KaRtuugaarturtaartukut, iqallugmek cali. – We eat potatoes to go with the fish.

Potato
Photo: Potato shack, Ouzinkie area. Smith Collection, courtesy of Tim and Norman Smith.

Derived from the Russian word for potato, kartofel, the Alutiiq word for potato, kaRtuugaaq, reflects the introduction of garden produce to Kodiak in the nineteenth century. Russian traders introduced potatoes and potato gardening, encouraging potatoes to become a staple winter food in Alutiiq communities. Potatoes were particularly valuable because they could be stored well into winter. Elders remember their parents buying sacks of potatoes in the fall, purchased from cannery stores with summer wages. Others helped their mothers tend family gardens, pulling weeds and eating fresh produce on the sly, including raw potatoes.
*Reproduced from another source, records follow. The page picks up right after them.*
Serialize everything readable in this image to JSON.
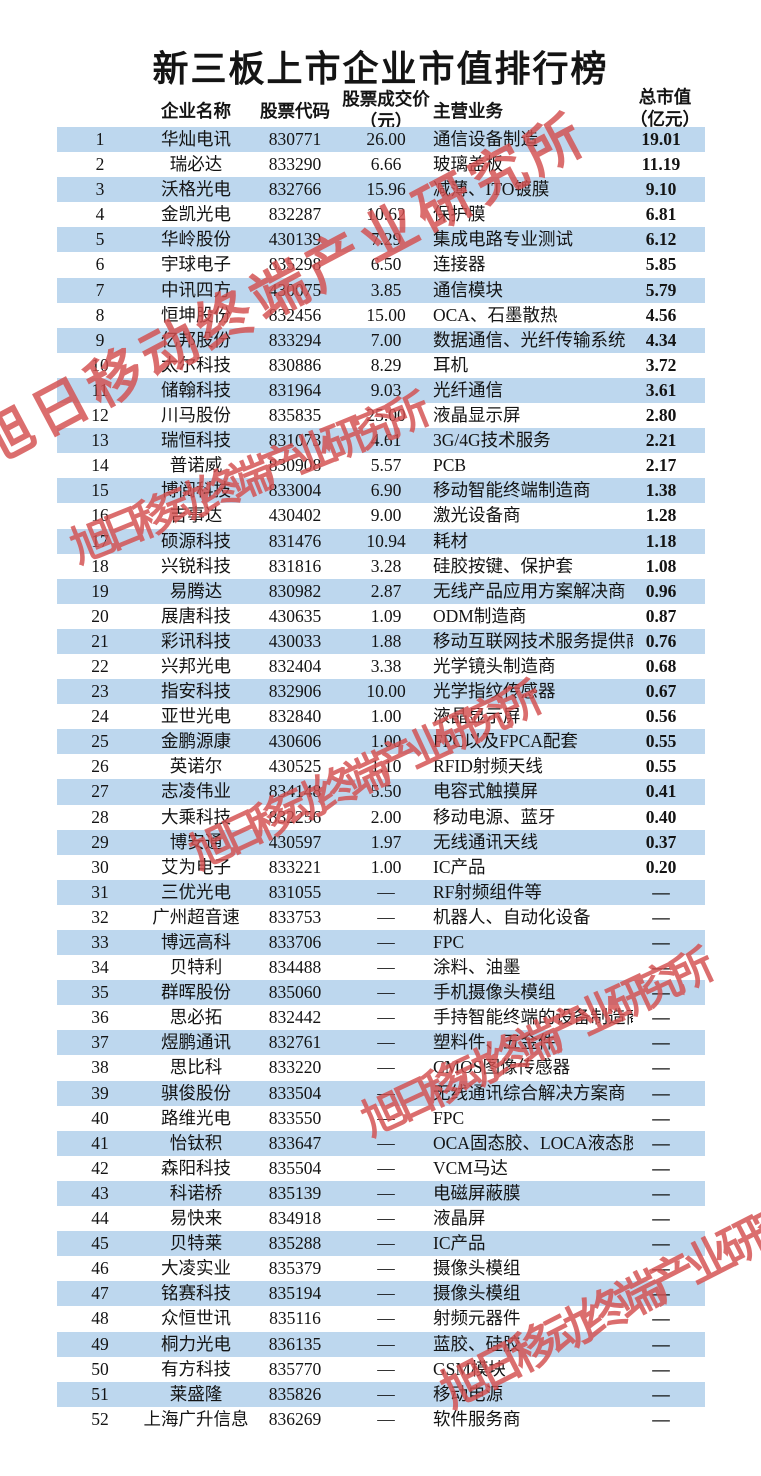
{
  "title": "新三板上市企业市值排行榜",
  "watermark": {
    "text": "旭日移动终端产业研究所"
  },
  "colors": {
    "row_alt_blue": "#BDD7EE",
    "watermark_red": "#D44F4F",
    "text": "#141414",
    "background": "#FFFFFF"
  },
  "table": {
    "headers": {
      "name": "企业名称",
      "code": "股票代码",
      "price_line1": "股票成交价",
      "price_line2": "（元）",
      "business": "主营业务",
      "mcap_line1": "总市值",
      "mcap_line2": "（亿元）"
    },
    "rows": [
      {
        "rank": "1",
        "name": "华灿电讯",
        "code": "830771",
        "price": "26.00",
        "business": "通信设备制造",
        "mcap": "19.01"
      },
      {
        "rank": "2",
        "name": "瑞必达",
        "code": "833290",
        "price": "6.66",
        "business": "玻璃盖板",
        "mcap": "11.19"
      },
      {
        "rank": "3",
        "name": "沃格光电",
        "code": "832766",
        "price": "15.96",
        "business": "减薄、ITO镀膜",
        "mcap": "9.10"
      },
      {
        "rank": "4",
        "name": "金凯光电",
        "code": "832287",
        "price": "10.62",
        "business": "保护膜",
        "mcap": "6.81"
      },
      {
        "rank": "5",
        "name": "华岭股份",
        "code": "430139",
        "price": "7.29",
        "business": "集成电路专业测试",
        "mcap": "6.12"
      },
      {
        "rank": "6",
        "name": "宇球电子",
        "code": "835298",
        "price": "6.50",
        "business": "连接器",
        "mcap": "5.85"
      },
      {
        "rank": "7",
        "name": "中讯四方",
        "code": "430075",
        "price": "3.85",
        "business": "通信模块",
        "mcap": "5.79"
      },
      {
        "rank": "8",
        "name": "恒坤股份",
        "code": "832456",
        "price": "15.00",
        "business": "OCA、石墨散热",
        "mcap": "4.56"
      },
      {
        "rank": "9",
        "name": "亿邦股份",
        "code": "833294",
        "price": "7.00",
        "business": "数据通信、光纤传输系统",
        "mcap": "4.34"
      },
      {
        "rank": "10",
        "name": "太尔科技",
        "code": "830886",
        "price": "8.29",
        "business": "耳机",
        "mcap": "3.72"
      },
      {
        "rank": "11",
        "name": "储翰科技",
        "code": "831964",
        "price": "9.03",
        "business": "光纤通信",
        "mcap": "3.61"
      },
      {
        "rank": "12",
        "name": "川马股份",
        "code": "835835",
        "price": "25.00",
        "business": "液晶显示屏",
        "mcap": "2.80"
      },
      {
        "rank": "13",
        "name": "瑞恒科技",
        "code": "831073",
        "price": "4.61",
        "business": "3G/4G技术服务",
        "mcap": "2.21"
      },
      {
        "rank": "14",
        "name": "普诺威",
        "code": "830908",
        "price": "5.57",
        "business": "PCB",
        "mcap": "2.17"
      },
      {
        "rank": "15",
        "name": "博阅科技",
        "code": "833004",
        "price": "6.90",
        "business": "移动智能终端制造商",
        "mcap": "1.38"
      },
      {
        "rank": "16",
        "name": "吉事达",
        "code": "430402",
        "price": "9.00",
        "business": "激光设备商",
        "mcap": "1.28"
      },
      {
        "rank": "17",
        "name": "硕源科技",
        "code": "831476",
        "price": "10.94",
        "business": "耗材",
        "mcap": "1.18"
      },
      {
        "rank": "18",
        "name": "兴锐科技",
        "code": "831816",
        "price": "3.28",
        "business": "硅胶按键、保护套",
        "mcap": "1.08"
      },
      {
        "rank": "19",
        "name": "易腾达",
        "code": "830982",
        "price": "2.87",
        "business": "无线产品应用方案解决商",
        "mcap": "0.96"
      },
      {
        "rank": "20",
        "name": "展唐科技",
        "code": "430635",
        "price": "1.09",
        "business": "ODM制造商",
        "mcap": "0.87"
      },
      {
        "rank": "21",
        "name": "彩讯科技",
        "code": "430033",
        "price": "1.88",
        "business": "移动互联网技术服务提供商",
        "mcap": "0.76"
      },
      {
        "rank": "22",
        "name": "兴邦光电",
        "code": "832404",
        "price": "3.38",
        "business": "光学镜头制造商",
        "mcap": "0.68"
      },
      {
        "rank": "23",
        "name": "指安科技",
        "code": "832906",
        "price": "10.00",
        "business": "光学指纹传感器",
        "mcap": "0.67"
      },
      {
        "rank": "24",
        "name": "亚世光电",
        "code": "832840",
        "price": "1.00",
        "business": "液晶显示屏",
        "mcap": "0.56"
      },
      {
        "rank": "25",
        "name": "金鹏源康",
        "code": "430606",
        "price": "1.00",
        "business": "FPC以及FPCA配套",
        "mcap": "0.55"
      },
      {
        "rank": "26",
        "name": "英诺尔",
        "code": "430525",
        "price": "1.10",
        "business": "RFID射频天线",
        "mcap": "0.55"
      },
      {
        "rank": "27",
        "name": "志凌伟业",
        "code": "834148",
        "price": "5.50",
        "business": "电容式触摸屏",
        "mcap": "0.41"
      },
      {
        "rank": "28",
        "name": "大乘科技",
        "code": "832256",
        "price": "2.00",
        "business": "移动电源、蓝牙",
        "mcap": "0.40"
      },
      {
        "rank": "29",
        "name": "博安通",
        "code": "430597",
        "price": "1.97",
        "business": "无线通讯天线",
        "mcap": "0.37"
      },
      {
        "rank": "30",
        "name": "艾为电子",
        "code": "833221",
        "price": "1.00",
        "business": "IC产品",
        "mcap": "0.20"
      },
      {
        "rank": "31",
        "name": "三优光电",
        "code": "831055",
        "price": "—",
        "business": "RF射频组件等",
        "mcap": "—"
      },
      {
        "rank": "32",
        "name": "广州超音速",
        "code": "833753",
        "price": "—",
        "business": "机器人、自动化设备",
        "mcap": "—"
      },
      {
        "rank": "33",
        "name": "博远高科",
        "code": "833706",
        "price": "—",
        "business": "FPC",
        "mcap": "—"
      },
      {
        "rank": "34",
        "name": "贝特利",
        "code": "834488",
        "price": "—",
        "business": "涂料、油墨",
        "mcap": "—"
      },
      {
        "rank": "35",
        "name": "群晖股份",
        "code": "835060",
        "price": "—",
        "business": "手机摄像头模组",
        "mcap": "—"
      },
      {
        "rank": "36",
        "name": "思必拓",
        "code": "832442",
        "price": "—",
        "business": "手持智能终端的设备制造商",
        "mcap": "—"
      },
      {
        "rank": "37",
        "name": "煜鹏通讯",
        "code": "832761",
        "price": "—",
        "business": "塑料件、五金件",
        "mcap": "—"
      },
      {
        "rank": "38",
        "name": "思比科",
        "code": "833220",
        "price": "—",
        "business": "CMOS图像传感器",
        "mcap": "—"
      },
      {
        "rank": "39",
        "name": "骐俊股份",
        "code": "833504",
        "price": "—",
        "business": "无线通讯综合解决方案商",
        "mcap": "—"
      },
      {
        "rank": "40",
        "name": "路维光电",
        "code": "833550",
        "price": "—",
        "business": "FPC",
        "mcap": "—"
      },
      {
        "rank": "41",
        "name": "怡钛积",
        "code": "833647",
        "price": "—",
        "business": "OCA固态胶、LOCA液态胶",
        "mcap": "—"
      },
      {
        "rank": "42",
        "name": "森阳科技",
        "code": "835504",
        "price": "—",
        "business": "VCM马达",
        "mcap": "—"
      },
      {
        "rank": "43",
        "name": "科诺桥",
        "code": "835139",
        "price": "—",
        "business": "电磁屏蔽膜",
        "mcap": "—"
      },
      {
        "rank": "44",
        "name": "易快来",
        "code": "834918",
        "price": "—",
        "business": "液晶屏",
        "mcap": "—"
      },
      {
        "rank": "45",
        "name": "贝特莱",
        "code": "835288",
        "price": "—",
        "business": "IC产品",
        "mcap": "—"
      },
      {
        "rank": "46",
        "name": "大凌实业",
        "code": "835379",
        "price": "—",
        "business": "摄像头模组",
        "mcap": "—"
      },
      {
        "rank": "47",
        "name": "铭赛科技",
        "code": "835194",
        "price": "—",
        "business": "摄像头模组",
        "mcap": "—"
      },
      {
        "rank": "48",
        "name": "众恒世讯",
        "code": "835116",
        "price": "—",
        "business": "射频元器件",
        "mcap": "—"
      },
      {
        "rank": "49",
        "name": "桐力光电",
        "code": "836135",
        "price": "—",
        "business": "蓝胶、硅胶",
        "mcap": "—"
      },
      {
        "rank": "50",
        "name": "有方科技",
        "code": "835770",
        "price": "—",
        "business": "GSM模块",
        "mcap": "—"
      },
      {
        "rank": "51",
        "name": "莱盛隆",
        "code": "835826",
        "price": "—",
        "business": "移动电源",
        "mcap": "—"
      },
      {
        "rank": "52",
        "name": "上海广升信息",
        "code": "836269",
        "price": "—",
        "business": "软件服务商",
        "mcap": "—"
      }
    ]
  }
}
In the historic era, Alutiiq people began to add mashed potatoes to akutaq, a popular dessert made from berries, fish eggs, seal oil, and the starchy bulbs of the Kamchatka lily. Lily bulbs, which can be dug in the summer, resemble rice. Like potatoes, they can be mashed into a starchy paste. Thus, potatoes were a good garden substitute for this wild ingredient.

Other uses for potatoes include healing. The noted Kaguyak midwife Oleanna Ashouwak is said to have put socks filled with grated potato under sick people’s feet to lower their temperatures and draw out illness. Elders recall that if a potato turned grey during such treatment, it was having the desired effect.